Nassau County Presiding Officer Peter Schmitt (R-Massapequa) has a different take. He thinks the transit advocates are “not realistic. I mean, we have no money. I say it to them 16 times and they come back with: ‘But it’s only $26 million’ or ‘We can get by with $17 million.’”
“Ryan Lynch and Tri-State Transportation have been nothing but an advocate for the status quo, which taxpayers can no longer afford,” says Brian Nevin, spokesman for Mangano. “They’ve been an advocate for the MTA, which has wasted millions and millions of taxpayer dollars on bureaucracy in general.”

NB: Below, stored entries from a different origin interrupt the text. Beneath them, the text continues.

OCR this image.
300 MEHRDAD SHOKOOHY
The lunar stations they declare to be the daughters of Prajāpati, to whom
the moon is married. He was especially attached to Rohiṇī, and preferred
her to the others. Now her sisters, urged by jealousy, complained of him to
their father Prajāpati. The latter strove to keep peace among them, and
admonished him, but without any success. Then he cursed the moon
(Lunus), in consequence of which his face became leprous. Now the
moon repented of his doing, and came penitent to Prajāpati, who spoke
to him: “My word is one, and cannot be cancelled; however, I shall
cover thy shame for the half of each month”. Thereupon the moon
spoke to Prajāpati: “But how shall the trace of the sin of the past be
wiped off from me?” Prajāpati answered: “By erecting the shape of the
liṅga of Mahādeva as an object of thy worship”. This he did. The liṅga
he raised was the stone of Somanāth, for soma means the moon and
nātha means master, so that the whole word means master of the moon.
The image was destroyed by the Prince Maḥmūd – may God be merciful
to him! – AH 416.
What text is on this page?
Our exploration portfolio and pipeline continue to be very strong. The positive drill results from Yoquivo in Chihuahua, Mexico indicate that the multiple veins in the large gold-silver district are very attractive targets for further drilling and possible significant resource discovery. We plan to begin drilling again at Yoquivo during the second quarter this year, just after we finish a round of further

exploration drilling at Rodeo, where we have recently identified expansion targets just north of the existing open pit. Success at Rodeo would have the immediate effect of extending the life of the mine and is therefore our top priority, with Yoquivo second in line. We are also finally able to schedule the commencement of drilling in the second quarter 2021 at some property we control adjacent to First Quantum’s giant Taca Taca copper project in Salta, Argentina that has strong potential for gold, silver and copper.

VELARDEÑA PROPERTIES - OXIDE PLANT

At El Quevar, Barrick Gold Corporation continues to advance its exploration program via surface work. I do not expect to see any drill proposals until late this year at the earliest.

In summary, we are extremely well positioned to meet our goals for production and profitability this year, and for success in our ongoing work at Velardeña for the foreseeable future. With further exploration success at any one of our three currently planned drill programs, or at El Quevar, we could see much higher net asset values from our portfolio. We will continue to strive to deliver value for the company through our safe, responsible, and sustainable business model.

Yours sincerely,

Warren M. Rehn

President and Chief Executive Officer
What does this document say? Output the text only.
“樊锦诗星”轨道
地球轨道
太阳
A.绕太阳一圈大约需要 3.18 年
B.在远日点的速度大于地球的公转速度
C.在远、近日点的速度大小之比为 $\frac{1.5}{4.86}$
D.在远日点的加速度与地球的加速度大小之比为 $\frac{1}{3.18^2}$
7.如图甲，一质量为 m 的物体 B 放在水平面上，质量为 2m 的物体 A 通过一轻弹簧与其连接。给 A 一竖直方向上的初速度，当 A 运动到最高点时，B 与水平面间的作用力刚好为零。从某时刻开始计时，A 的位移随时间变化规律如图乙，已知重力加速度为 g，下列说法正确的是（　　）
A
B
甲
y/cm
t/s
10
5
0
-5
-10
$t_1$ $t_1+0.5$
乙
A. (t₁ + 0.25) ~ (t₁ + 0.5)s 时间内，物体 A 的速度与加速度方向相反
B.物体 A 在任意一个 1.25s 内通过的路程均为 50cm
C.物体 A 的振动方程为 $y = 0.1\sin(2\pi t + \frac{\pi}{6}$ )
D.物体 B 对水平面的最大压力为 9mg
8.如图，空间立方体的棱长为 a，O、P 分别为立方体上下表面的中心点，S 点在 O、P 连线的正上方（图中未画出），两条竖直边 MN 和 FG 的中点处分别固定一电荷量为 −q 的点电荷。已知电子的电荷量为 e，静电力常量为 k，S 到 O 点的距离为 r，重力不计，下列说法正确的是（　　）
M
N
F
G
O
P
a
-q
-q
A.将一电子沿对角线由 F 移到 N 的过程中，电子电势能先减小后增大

“This is another problem I have with the MTA,” says Schmitt. “They could not identify which routes have the heaviest ridership….I drive around the whole county a lot and probably 90 percent of the buses I see on the road are empty or have one or two people in them…”
Nevin said he’s sure that Nassau residents would support the new contract between the county and Veolia once they learn the details. [He expected to release the new agreement after we go to press.] “I’d rather have a contract that everybody knows is solid and efficient,” he says, “and that it delivers the services that riders expect and taxpayers can afford… We have eased anxiety for the taxpayer and that’s what matters in Nassau County.”
Veolia didn’t wait for the contract to be completed. As soon as it won the bid this spring, the company began laying the groundwork.
“[We] have been involved in learning every detail about Long Island Bus and the needs of its riders in order to plan for a smooth transition and successful future for the system,” said Mike Setzer, Veolia Transportation vice president and chief executive officer for the Nassau county bus system. “We intend to fill every available position with qualified employees from the existing workforce. Veolia respects and recognizes the excellent work of union members and believes they are integral to ensuring that we provide the best service possible for Nassau County.”
Whether Veolia can match that statement with reality will be tested soon enough. It’s held four meetings with current employees, including job fairs at the Uniondale Marriott.